The European Union (EU) has given the green light to develop its relations with Turkey but listed some conditions: the Cyprus issue must be resolved, and human rights violations must cease.
Josep Borrell, the High Representative for Foreign Affairs and Security Policy of the European Union, stated, “We believe there is a mutual interest in developing a stronger relationship between Turkey and the European Union.”
Borrell said, “We have discussed how to re-establish relations with Turkey” during a press conference after the foreign ministers’ meeting held in Brussels. He emphasized that the improvement of relations between the two sides depends on Ankara’s actions concerning the Cyprus issue and human rights.
Borrell stated, “Resolving the Cyprus issue in line with relevant United Nations resolutions will play a key role in this renewed engagement with Turkey.” He also highlighted the importance of preserving the fundamental freedoms and values defined in the European Convention on Human Rights, to which Ankara is also a party.
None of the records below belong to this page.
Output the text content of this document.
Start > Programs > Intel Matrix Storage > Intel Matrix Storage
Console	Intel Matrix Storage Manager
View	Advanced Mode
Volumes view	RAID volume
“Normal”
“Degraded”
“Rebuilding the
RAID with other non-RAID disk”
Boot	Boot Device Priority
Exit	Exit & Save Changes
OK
Ankara has been an official candidate for EU membership for 24 years, but the accession negotiations between Ankara and Brussels were suspended in 2016 due to concerns about human rights violations and respect for the rule of law.
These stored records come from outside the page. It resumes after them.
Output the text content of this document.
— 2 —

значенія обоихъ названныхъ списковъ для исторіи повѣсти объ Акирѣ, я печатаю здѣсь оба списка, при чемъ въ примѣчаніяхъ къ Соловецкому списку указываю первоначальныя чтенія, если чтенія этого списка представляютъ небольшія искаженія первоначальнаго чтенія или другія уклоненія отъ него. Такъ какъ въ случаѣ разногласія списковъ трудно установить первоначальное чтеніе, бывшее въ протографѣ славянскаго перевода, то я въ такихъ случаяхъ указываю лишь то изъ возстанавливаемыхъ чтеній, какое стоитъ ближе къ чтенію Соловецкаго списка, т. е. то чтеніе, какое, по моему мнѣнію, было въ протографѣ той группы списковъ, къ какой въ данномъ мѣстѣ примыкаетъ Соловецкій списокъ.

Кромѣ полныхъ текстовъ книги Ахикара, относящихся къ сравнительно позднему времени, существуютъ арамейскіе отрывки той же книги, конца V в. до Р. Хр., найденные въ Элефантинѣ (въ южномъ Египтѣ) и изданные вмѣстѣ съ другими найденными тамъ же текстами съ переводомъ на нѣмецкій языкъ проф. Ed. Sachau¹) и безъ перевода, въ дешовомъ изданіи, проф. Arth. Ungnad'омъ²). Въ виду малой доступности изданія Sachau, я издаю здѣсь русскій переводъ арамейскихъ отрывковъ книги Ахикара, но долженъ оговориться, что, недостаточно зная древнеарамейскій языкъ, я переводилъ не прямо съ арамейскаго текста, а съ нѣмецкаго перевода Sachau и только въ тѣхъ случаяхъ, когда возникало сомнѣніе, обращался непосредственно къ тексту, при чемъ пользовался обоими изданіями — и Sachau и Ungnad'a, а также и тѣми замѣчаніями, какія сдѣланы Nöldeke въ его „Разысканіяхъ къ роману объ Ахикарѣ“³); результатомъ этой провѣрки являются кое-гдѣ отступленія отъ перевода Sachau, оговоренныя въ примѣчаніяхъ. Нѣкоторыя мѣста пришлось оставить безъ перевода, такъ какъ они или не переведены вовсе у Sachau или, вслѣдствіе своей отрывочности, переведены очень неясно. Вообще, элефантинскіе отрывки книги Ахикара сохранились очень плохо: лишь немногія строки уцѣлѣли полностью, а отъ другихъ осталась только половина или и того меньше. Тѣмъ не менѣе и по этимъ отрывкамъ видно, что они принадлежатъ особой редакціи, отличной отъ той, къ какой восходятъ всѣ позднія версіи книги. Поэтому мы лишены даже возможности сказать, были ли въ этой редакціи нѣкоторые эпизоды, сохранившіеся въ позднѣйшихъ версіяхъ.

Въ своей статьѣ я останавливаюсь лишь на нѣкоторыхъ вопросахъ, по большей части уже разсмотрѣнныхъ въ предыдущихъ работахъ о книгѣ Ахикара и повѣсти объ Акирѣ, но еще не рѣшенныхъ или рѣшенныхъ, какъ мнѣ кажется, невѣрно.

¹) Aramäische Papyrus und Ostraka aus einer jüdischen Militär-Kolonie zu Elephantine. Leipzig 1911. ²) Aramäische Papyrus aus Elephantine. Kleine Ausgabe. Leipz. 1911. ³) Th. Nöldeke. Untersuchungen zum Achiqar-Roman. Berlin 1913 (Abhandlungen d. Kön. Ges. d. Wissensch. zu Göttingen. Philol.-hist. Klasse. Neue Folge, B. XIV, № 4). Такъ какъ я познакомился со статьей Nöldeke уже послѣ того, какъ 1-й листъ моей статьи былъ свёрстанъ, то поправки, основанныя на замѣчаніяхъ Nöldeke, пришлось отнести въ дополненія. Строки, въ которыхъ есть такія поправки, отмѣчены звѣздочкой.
On July 10th, Turkish President Tayyip Erdoğan made an unexpected move, calling for the resumption of Turkey’s accession negotiations, and linked this idea to Turkey’s approval of Sweden’s offer to join the NATO military alliance.
Earlier this month, a senior Turkish official told Reuters that Ankara expects concrete progress on issues such as visa-free travel from the EU and the closing of some chapters in the EU accession process. The official also added that the West should support Turkey in its financial needs.